False positive rate without correction: 0.163
False positive rate *with* correction: 0.042


[Parallel(n_jobs=-1)]: Done 1000 out of 1000 | elapsed:  6.5min finished


If we don't correct for sequential looks using our alpha spending approach, rejecting the null and stopping data collection as soon as we see $p \leq 0.05$ but continuing to collect data otherwise, we end up with an inflated false positive rate. But using our adjusted thresholds, familywise error rates are contained below our target $\alpha = 0.05$, even if we stop data collection on the first look where the test statistic passes the significance threshold! Thus, as long as we can specify a reasonable $n_\text{max}$ we're willing to collect, we can use this procedure to determine our sample size adaptively.

## Independent Sample Test

In [4]:
# simulate false-positive rate for two-sample test
run_simulations(N_SIMULATIONS, indep = True)

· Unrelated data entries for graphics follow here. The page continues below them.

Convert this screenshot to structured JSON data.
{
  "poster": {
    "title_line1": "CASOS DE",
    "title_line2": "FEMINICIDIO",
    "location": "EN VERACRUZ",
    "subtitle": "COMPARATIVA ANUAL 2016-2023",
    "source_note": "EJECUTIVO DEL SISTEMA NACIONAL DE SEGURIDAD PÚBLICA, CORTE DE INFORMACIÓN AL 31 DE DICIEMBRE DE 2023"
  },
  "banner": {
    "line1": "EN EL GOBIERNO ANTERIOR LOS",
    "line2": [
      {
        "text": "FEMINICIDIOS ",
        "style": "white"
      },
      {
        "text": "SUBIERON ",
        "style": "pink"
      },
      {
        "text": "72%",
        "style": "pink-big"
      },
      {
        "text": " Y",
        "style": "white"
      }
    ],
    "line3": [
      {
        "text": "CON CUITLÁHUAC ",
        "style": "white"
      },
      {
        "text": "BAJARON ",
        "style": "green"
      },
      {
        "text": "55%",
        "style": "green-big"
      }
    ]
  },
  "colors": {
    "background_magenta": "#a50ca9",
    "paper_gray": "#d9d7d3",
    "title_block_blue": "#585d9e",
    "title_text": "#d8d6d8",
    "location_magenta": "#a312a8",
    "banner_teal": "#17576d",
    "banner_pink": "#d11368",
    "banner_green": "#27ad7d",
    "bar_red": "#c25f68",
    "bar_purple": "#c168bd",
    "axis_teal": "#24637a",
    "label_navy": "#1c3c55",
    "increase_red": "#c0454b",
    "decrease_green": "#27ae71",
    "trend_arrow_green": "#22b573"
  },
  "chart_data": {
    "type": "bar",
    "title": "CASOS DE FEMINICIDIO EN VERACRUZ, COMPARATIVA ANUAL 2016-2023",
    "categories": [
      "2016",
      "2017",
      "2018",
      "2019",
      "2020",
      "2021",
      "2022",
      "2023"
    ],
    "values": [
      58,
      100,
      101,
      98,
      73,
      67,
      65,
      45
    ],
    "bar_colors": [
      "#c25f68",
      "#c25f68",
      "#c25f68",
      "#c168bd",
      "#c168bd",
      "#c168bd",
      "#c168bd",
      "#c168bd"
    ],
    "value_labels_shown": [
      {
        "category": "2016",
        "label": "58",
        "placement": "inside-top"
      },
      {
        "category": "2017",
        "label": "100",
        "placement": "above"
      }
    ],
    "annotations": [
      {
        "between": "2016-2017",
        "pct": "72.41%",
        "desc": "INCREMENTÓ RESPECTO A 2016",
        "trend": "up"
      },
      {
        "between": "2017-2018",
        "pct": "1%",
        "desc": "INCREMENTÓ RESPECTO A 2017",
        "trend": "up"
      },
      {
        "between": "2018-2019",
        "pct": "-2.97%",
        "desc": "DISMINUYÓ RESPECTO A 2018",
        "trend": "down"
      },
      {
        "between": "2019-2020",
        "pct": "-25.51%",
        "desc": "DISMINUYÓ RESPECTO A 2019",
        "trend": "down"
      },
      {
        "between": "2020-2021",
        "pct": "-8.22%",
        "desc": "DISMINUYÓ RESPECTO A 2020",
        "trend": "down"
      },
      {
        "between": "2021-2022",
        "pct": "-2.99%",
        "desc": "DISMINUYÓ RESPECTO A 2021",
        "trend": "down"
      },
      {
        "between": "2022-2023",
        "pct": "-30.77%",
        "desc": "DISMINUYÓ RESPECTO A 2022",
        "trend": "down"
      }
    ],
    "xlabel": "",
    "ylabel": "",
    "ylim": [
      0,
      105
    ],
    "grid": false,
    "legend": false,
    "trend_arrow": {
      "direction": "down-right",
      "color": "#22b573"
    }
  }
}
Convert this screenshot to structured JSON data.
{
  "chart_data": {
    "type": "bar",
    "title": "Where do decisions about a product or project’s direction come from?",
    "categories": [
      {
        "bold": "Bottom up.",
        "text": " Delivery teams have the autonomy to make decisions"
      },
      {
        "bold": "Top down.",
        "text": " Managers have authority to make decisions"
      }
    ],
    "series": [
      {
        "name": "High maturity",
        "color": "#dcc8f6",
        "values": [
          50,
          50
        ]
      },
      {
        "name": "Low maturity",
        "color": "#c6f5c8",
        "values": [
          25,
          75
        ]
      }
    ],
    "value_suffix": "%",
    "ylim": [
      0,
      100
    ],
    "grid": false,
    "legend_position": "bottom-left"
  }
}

[Parallel(n_jobs=-1)]: Using backend LokyBackend with 8 concurrent workers.
[Parallel(n_jobs=-1)]: Done  10 tasks      | elapsed:   10.0s
[Parallel(n_jobs=-1)]: Done  64 tasks      | elapsed:   39.2s
[Parallel(n_jobs=-1)]: Done 154 tasks      | elapsed:  1.7min
[Parallel(n_jobs=-1)]: Done 280 tasks      | elapsed:  2.9min
[Parallel(n_jobs=-1)]: Done 442 tasks      | elapsed:  4.4min
[Parallel(n_jobs=-1)]: Done 640 tasks      | elapsed:  6.2min
[Parallel(n_jobs=-1)]: Done 874 tasks      | elapsed:  8.2min


False positive rate without correction: 0.175
False positive rate *with* correction: 0.049


[Parallel(n_jobs=-1)]: Done 1000 out of 1000 | elapsed:  9.4min finished


## Note

[Similar simulations](https://github.com/john-veillette/niseq/blob/main/niseq/tests/test_permutation.py) are run whenever new code is added to `niseq` as part our continuous integration pipeline to ensure the permutation scheme continues to control the false positive rate following any changes.